膨らむ投資と借入金 財務負担に注意

アルケロス鉱山は日鉄鉱業の次の成長を担うプロジェクトですが、開発は順風満帆とはいえません。投資額が増加しており、財務への負荷が懸念されます。

日鉄鉱業は26年2月、アルケロス鉱山の開発費用が3.96億ドルから4.86億ドルへ増加すると発表しました。17年に開発を決定した当初は2.2億ドルと見積もっており、投資額は2.2倍に膨らむ見通しです。生産の開始も26年4月から同年7~9月へと後ろ倒しとなっており、当初22年とした稼働開始はさらに遅れる公算となりました。

アルケロス鉱山の開発に伴い、日鉄鉱業は借り入れを増やしています。借入金は26年3月期の第3四半期で463億円に達し、25年3月期(同224億円)から倍増しました。自己資本比率は同期間に6.6ポイント悪化しています。
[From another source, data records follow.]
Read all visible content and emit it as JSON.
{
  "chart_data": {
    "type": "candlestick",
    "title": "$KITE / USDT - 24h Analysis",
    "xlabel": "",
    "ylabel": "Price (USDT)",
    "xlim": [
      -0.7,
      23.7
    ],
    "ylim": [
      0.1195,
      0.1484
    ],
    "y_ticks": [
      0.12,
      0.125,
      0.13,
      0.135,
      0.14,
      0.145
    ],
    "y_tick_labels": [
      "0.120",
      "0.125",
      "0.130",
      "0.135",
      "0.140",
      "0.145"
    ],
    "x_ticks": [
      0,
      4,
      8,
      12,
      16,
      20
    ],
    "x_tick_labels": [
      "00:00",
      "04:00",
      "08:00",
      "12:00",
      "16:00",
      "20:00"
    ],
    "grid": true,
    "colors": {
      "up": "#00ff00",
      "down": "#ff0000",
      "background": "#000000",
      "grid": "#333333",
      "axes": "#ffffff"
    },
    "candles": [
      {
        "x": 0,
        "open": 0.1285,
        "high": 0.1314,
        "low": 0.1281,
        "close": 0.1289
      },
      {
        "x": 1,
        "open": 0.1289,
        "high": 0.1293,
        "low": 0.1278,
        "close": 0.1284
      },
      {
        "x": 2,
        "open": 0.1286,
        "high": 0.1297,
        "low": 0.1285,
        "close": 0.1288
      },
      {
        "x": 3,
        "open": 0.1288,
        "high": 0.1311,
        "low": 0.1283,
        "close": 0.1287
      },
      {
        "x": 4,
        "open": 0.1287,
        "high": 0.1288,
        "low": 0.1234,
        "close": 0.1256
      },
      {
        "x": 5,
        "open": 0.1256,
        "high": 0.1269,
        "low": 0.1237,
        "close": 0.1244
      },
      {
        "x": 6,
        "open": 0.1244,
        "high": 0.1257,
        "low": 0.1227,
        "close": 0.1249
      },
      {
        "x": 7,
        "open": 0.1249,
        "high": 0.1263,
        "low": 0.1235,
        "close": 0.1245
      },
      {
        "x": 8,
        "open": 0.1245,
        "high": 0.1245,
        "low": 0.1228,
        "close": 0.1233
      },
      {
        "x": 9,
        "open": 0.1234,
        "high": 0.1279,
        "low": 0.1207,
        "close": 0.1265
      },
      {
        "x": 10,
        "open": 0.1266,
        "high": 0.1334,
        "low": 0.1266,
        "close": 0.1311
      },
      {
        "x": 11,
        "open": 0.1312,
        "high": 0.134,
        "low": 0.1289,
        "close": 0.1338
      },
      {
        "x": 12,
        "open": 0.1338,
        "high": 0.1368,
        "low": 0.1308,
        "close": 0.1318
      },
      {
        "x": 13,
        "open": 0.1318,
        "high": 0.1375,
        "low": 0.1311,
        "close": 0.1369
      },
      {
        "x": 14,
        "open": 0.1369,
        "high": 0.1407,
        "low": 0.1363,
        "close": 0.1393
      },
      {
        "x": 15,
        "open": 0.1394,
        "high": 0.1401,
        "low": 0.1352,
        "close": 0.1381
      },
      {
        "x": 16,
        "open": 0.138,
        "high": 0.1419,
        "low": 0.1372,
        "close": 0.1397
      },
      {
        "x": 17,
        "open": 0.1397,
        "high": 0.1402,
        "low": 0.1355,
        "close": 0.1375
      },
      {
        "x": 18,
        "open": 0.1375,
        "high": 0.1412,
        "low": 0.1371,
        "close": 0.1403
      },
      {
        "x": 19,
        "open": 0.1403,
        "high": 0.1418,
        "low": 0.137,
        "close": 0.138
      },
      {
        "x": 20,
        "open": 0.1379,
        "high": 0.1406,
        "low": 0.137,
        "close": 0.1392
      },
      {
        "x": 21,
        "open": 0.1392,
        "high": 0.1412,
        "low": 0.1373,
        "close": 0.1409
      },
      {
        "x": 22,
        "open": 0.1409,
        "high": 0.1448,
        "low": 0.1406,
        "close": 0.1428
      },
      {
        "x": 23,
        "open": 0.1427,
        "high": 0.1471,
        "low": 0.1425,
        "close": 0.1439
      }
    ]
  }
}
日鉄鉱業の財務状況(2016年3月期~2026年3月期 第3四半期)
 
出所:日鉄鉱業 決算短信より著者作成
 

アルケロス鉱山の本格的な減価償却および負債返済は28年3月期から開始する計画です。銅は需要拡大が期待される資源ですが、日鉄鉱業への投資は財務負担も踏まえたうえで判断したいところです。